Martin turned to face her with such a patronizing look on his face that Kim had a sudden urge to slap him.

‘People who are mentally ill don’t always do things according to a logical plan. Christmas is very stressful for some people. Anything could have set her off when she was out.’

‘There’s no evidence that Jessica Gold is mentally ill.’ Kim could hear how her voice had crept up a few notes, and knew that would make her sound even more like she was allowing emotion to influence her judgement. ‘I just think if Jessica had done something to hurt herself, we’d have found the body by now.
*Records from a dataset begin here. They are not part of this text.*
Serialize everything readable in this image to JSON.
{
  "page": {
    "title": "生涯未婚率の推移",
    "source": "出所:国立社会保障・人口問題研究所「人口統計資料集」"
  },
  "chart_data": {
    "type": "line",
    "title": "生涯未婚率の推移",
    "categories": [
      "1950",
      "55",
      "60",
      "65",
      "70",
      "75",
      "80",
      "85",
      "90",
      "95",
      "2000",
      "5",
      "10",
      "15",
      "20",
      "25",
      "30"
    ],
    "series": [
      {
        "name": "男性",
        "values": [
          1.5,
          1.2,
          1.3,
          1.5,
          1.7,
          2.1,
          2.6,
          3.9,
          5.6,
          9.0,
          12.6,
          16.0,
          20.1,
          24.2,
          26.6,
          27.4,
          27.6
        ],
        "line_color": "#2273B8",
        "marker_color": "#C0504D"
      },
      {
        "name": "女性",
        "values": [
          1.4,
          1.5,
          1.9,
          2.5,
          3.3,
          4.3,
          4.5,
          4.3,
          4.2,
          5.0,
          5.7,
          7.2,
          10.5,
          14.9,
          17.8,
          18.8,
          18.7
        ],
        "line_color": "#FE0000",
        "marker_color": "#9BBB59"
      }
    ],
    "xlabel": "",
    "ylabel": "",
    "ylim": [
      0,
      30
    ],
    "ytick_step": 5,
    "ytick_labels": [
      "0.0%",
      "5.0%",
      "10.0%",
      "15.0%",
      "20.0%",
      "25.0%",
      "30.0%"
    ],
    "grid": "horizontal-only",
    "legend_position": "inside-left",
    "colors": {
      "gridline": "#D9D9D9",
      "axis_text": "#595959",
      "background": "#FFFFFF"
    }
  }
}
And until we do I’m keeping an open mind.’

Was she imagining the look that passed between the two men just before she and Martin left the Super’s office?

* * *

There’s nothing like a shot of sheer terror for revitalizing you. Now I knew my body was closing down I began resisting it, clenching my muscles against the pain, trying to use the calming techniques Sonia Rubenstein had taught me, breathing from my stomach and repeating in my head, ‘You will be all right, you’re not going to die.’

Dominic seemed more animated than he had in days. Probably the prospect of getting out of this apartment was as welcome to him as it would have been to me.

‘I want to paint you again,’ he declared. ‘Just as you are now.’

It didn’t surprise me that he would want to document his handiwork. I wondered if bits of me would also end up on his walls.

‘I’m going to fetch the paints. Don’t go away now.’

He almost skipped out through the glass door. Once again he hadn’t bothered to leave me tethered, so convinced was he of my frailty. I was alone. Uncuffed.

I grabbed the urn that was still on the table in front of me. It was a risk that he would notice its absence, but I had to take it. I concentrated all my efforts on standing up. Pulling the glass door almost closed to muffle the noise, I slammed the urn against the railing of the balcony. Nothing. Gathering all my strength, I did it again. This time there was a smash I felt sure could be heard as far as the Shard itself. My stomach knotted itself together as I turned and glanced through the window, expecting to see Dominic racing across the floor. Nothing.